How a premium wellness and hospitality business built an investor-ready operating model and AI roadmap for international expansion

1 year

Last updated:

Key results

  • Financial models rebuilt from scratch for investor readiness
  • AI audit conducted across all business areas
  • CRM implemented for real estate arm with automated lead management
  • Monthly reporting cut from 1+ week to fully automated

Outcomes

Efficiency gain
Finance and growth reporting previously taking over a week each month replaced with fully automated outputs
EBITDA impact
Real estate units sold out within 6 months of launching the new sales infrastructure on Webflow, WhatsApp, and HubSpot
IP operationalised
Prioritised AI roadmap with chatbot strategy and implementation planning across all business areas

Tags

Wellness club AI audit Financial modeling CRM Investor readiness International expansion Hospitality

Without pausing operations, without hiring a finance team, and without a prior CRM or sales infrastructure.

Financial models rebuilt from scratch for investor readiness · AI audit across all business areas · Real estate units sold out within 6 months · Monthly reporting cut from 1+ week to fully automated

The bridge. A premium wellness and hospitality business was a high-growth operator with genuine international ambition but an operating model that had not yet caught up: financial reporting was difficult to defend in investor conversations, data was hard to act on, and the real estate arm had no sales infrastructure at all. Today, the business has investor-ready financial models, automated reporting across growth and marketing channels, and a prioritised AI roadmap that tells the leadership team exactly where intelligent systems will create real value. That shift is the work.

The client is a premium wellness and social club operator based in Southeast Asia, known for an international community, considered programming, and a strong local reputation that has extended well beyond its home market. The business has built something genuinely valuable: a membership model, a physical experience, and a brand identity that resonates with a global audience of health-conscious professionals and creatives. When SeidrLab engaged, the leadership team was thinking seriously about international expansion and had begun conversations with potential investors.

The problem was that the operating machinery behind the brand had not been built with that ambition in mind. Growth channel reporting was manual and inconsistent. Digital analytics were fragmented. The financial models being used in investor conversations had been built iteratively over time and were difficult to interrogate or update. Adjacent to the club, the business was also developing a real estate investment arm, and that part of the operation had nothing in the way of a sales system: no CRM, no lead management, no landing pages.

The question the leadership team brought to us was both immediate and strategic. They needed investor conversations to go better, and they needed to understand where AI could actually help their business, not in theory but in practice, with a clear view of what to build first and why.

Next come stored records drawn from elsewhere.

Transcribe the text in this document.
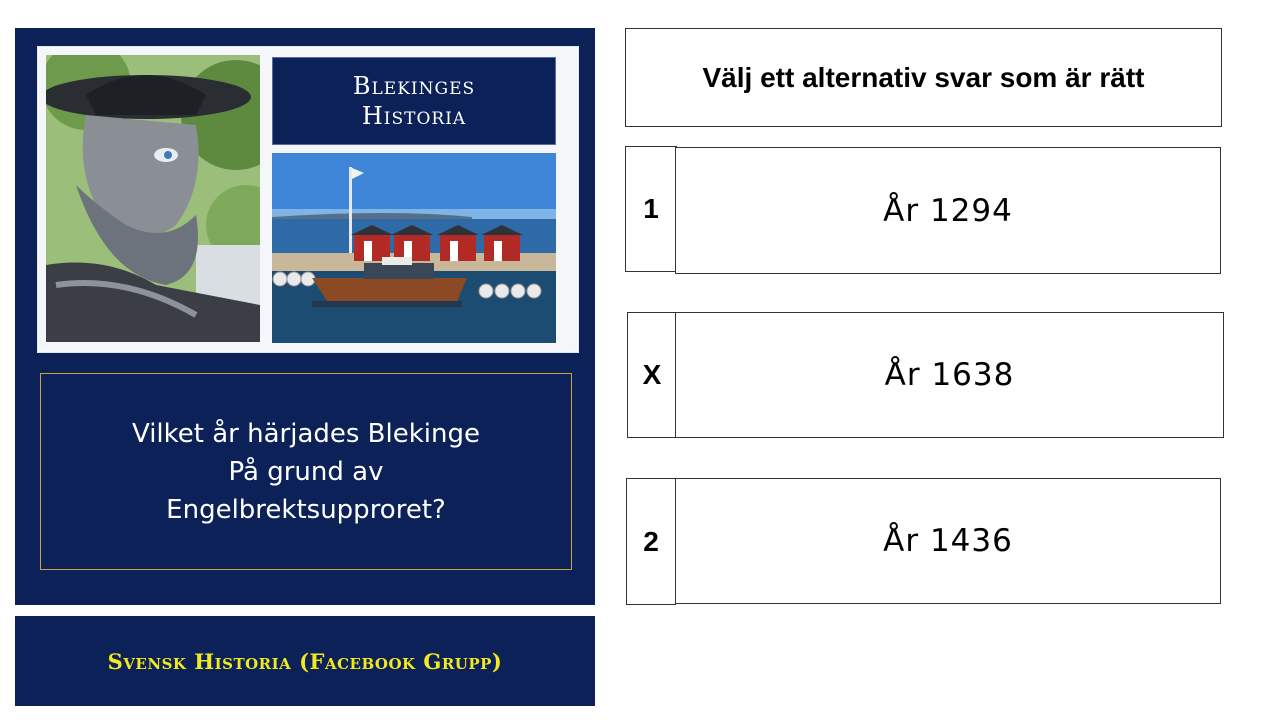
Blekinges
Historia
Vilket år härjades Blekinge
På grund av
Engelbrektsupproret?
Svensk Historia (Facebook Grupp)
Välj ett alternativ svar som är rätt
1	År 1294
X	År 1638
2	År 1436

How we rebuilt the financial models for investor conversations

The financial models the business was using when we arrived were functional as internal planning tools but not designed to hold up under investor scrutiny. They had accumulated assumptions, embedded in formulas, that were difficult to surface and explain. Sensitivity analysis was either absent or manual. The narrative the numbers were meant to support was not obvious from the model itself.

We rebuilt the models from scratch, starting with the questions investors would ask rather than the outputs the team wanted to show. That meant designing for interrogability: every assumption was surfaced, labelled, and adjustable. Scenario modelling was built in so that leadership could walk an investor through different expansion cases without leaving the spreadsheet. Revenue drivers were separated clearly from cost structure, and the international expansion thesis had its own section with specific unit economics for the markets the business was considering.

The process also forced a useful clarification of the business itself. When you rebuild a financial model rigorously, you uncover the assumptions you have been carrying without quite examining them. Several of those assumptions were revised during the modelling work, which made the investor story not just more presentable but more accurate.

Key takeaway. Financial models built for planning and financial models built for investor conversations are different documents. The discipline of designing for investor scrutiny often produces a more honest picture of the business.

How we automated growth reporting and digital analytics

The team was spending over a week each month assembling two sets of reports that should have run automatically: one for finance, one for growth. Data from different channels, social performance, email metrics, and website analytics lived in separate tools with no consistent aggregation layer. Getting a coherent view of what was working required manual effort that was both slow and error-prone, and because the process took so long, the reports were always describing a business that had already moved on.

We designed and implemented an automated reporting system that pulled data from across the growth channels into a single, consistent view. The reports ran on a schedule without requiring someone to compile them, which immediately freed up time that had been absorbed by administration. More importantly, the consistency of the reporting format made it easier to spot trends over time, something that is difficult when the shape of the data changes each week depending on who assembled it.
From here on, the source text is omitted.